“Filtro solar. Nunca deixem de usar filtro solar.” Era assim que começava a música em que Pedro Bial enfileirava conselhos para viver bem. “Os benefícios a longo prazo do uso de filtro solar estão provados e comprovados pela ciência”, dizia a letra. E é verdade. Além de evitar o envelhecimento da pele, o protetor é recomendado por dermatologistas na prevenção do câncer de pele – mas nem todos os tipos da doença podem ser prevenidos dessa forma.
É o caso do melanoma acral, um subtipo de câncer que ocorre principalmente nas palmas das mãos e na sola dos pés, regiões que costumam ficar menos expostas à luz solar. Foi esse tipo da doença que matou Bob Marley aos 36 anos. Mesmo que tivesse seguido o conselho de Pedro Bial, o cantor não teria salvado-se.
Ao ver uma mancha preta sob a unha do dedão do pé, o jamaicano pensou que era uma lesão causada pelo futebol, não por um tipo agressivo de câncer muito mais comum em afrodescendentes. Como há pouca atenção voltada para esse tipo da doença, a principal ferramenta para que ela não se espalhe é prejudicada. “O diagnóstico precoce é o grande segredo, como em qualquer tipo de câncer”, afirma Guilherme Gadens, médico membro da SBD (Sociedade Brasileira de Dermatologia).
Deusmira Rodrigues, 64, não imaginou que a pinta que tinha no calcanhar pudesse ser um melanoma. “Ela estava ali há anos e nunca me incomodou”. Até que a mancha começou a mudar de formato, crescer e acumular sangue. Rodrigues, então, foi ao médico. Na primeira consulta, o especialista afirmou se tratar de um tumor benigno, mas o tratamento recomendado não surtiu efeito. Após uma biópsia, o diagnóstico foi o mesmo de Bob Marley: melanoma acral. Essa demora deixou o tratamento mais complexo. Rodrigues passou por uma cirurgia para a retirada do tecido comprometido e, depois, teve que fazer um enxerto.
Antes de receber o diagnótico, Rodrigues não tinha ouvido falar sobre esse tipo de câncer. “Eu nunca pensei que poderia ter esse melanoma, porque eu só ouvia falar sobre melanoma em pele branca.” Para ela, que é negra, essa falta de informação pode custar vidas. “E eu acho que é um descaso, sabe?
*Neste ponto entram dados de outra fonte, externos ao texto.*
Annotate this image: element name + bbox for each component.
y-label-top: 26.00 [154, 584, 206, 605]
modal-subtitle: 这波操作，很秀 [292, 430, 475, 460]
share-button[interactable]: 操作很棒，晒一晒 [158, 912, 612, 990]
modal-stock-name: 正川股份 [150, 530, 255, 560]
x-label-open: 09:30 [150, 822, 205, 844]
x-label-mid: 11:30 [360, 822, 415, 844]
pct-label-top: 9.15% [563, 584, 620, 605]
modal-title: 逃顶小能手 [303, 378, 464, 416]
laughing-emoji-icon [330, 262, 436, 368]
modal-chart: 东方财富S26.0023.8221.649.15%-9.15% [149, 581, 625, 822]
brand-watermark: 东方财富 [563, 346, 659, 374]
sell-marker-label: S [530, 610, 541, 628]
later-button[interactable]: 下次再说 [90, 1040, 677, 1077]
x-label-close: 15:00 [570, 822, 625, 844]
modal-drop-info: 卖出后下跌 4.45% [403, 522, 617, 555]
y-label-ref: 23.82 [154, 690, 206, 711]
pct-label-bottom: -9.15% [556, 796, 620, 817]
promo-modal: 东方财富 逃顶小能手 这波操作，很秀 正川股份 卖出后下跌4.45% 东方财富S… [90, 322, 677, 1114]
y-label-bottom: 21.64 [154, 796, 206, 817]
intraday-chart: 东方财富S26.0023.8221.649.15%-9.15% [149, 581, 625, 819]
De sociedade e de quem trabalha com isso”, aponta ao criticar campanhas sobre câncer de pele que não mencionam esse tipo da doença. “O melanoma acral é super perigoso. É uma vida que está ali correndo risco.”
Ela afirma que, se tivesse visto informações sobre a doença antes, teria descoberto mais cedo. Rodrigues se recuperou bem da cirurgia e, há 4 anos, está curada.
Para fazer um diagnóstico precoce, o dermatologista Guilherme Gadens afirma que a população negra deve estar atenta aos sinais da doença como manchas escuras na palma das mãos, nas solas dos pés ou sob a unhas. “Por exemplo, uma faixa bem escura na unha, que nós chamamos de melanoníquia, pode ser um problema.”
Há ainda outro motivo que atrasa o diagnóstico de câncer de pele em pessoas negras: uma falsa sensação de segurança. De acordo com a dermatologista Katleen Conceição, chefe do Ambulatório de Pele Negra da Santa Casa de Misericórdia do Rio de Janeiro, o que causa esse sentimento é a proteção natural proporcionada pela melanina. “As pessoas pensem que quem tem pele negra não têm risco de câncer de pele e isso é um erro”, diz.
Ainda que seja menos comum, o câncer de pele se manifesta e provoca a morte de negros. Entre junho de 2021 e junho de 2022, segundo informações do DataSUS, 1.221 brasileiros morreram em decorrência da doença. A maior parte eram brancos (702), seguidos por pardos (331), pretos (40) e amarelos (7). Os outros 141 óbitos não tem detalhamento de cor. Apesar de não proteger contra o melanoma acral, o filtro solar é eficaz na proteção contra outros tipos de melanoma e de carcinomas, que são a forma mais comum do câncer de pele.
Além de usar o produto e apostar em barreiras físicas como chapéus, bonés e roupas compridas, Conceição afirma que pessoas que se expõe ao sol com frequência devem redobrar a atenção com a própria pele e procurar acompanhamento médico caso observem manchas pelo corpo. O diagnóstico do câncer de pele é feito por meio de exames clínicos e biópsia.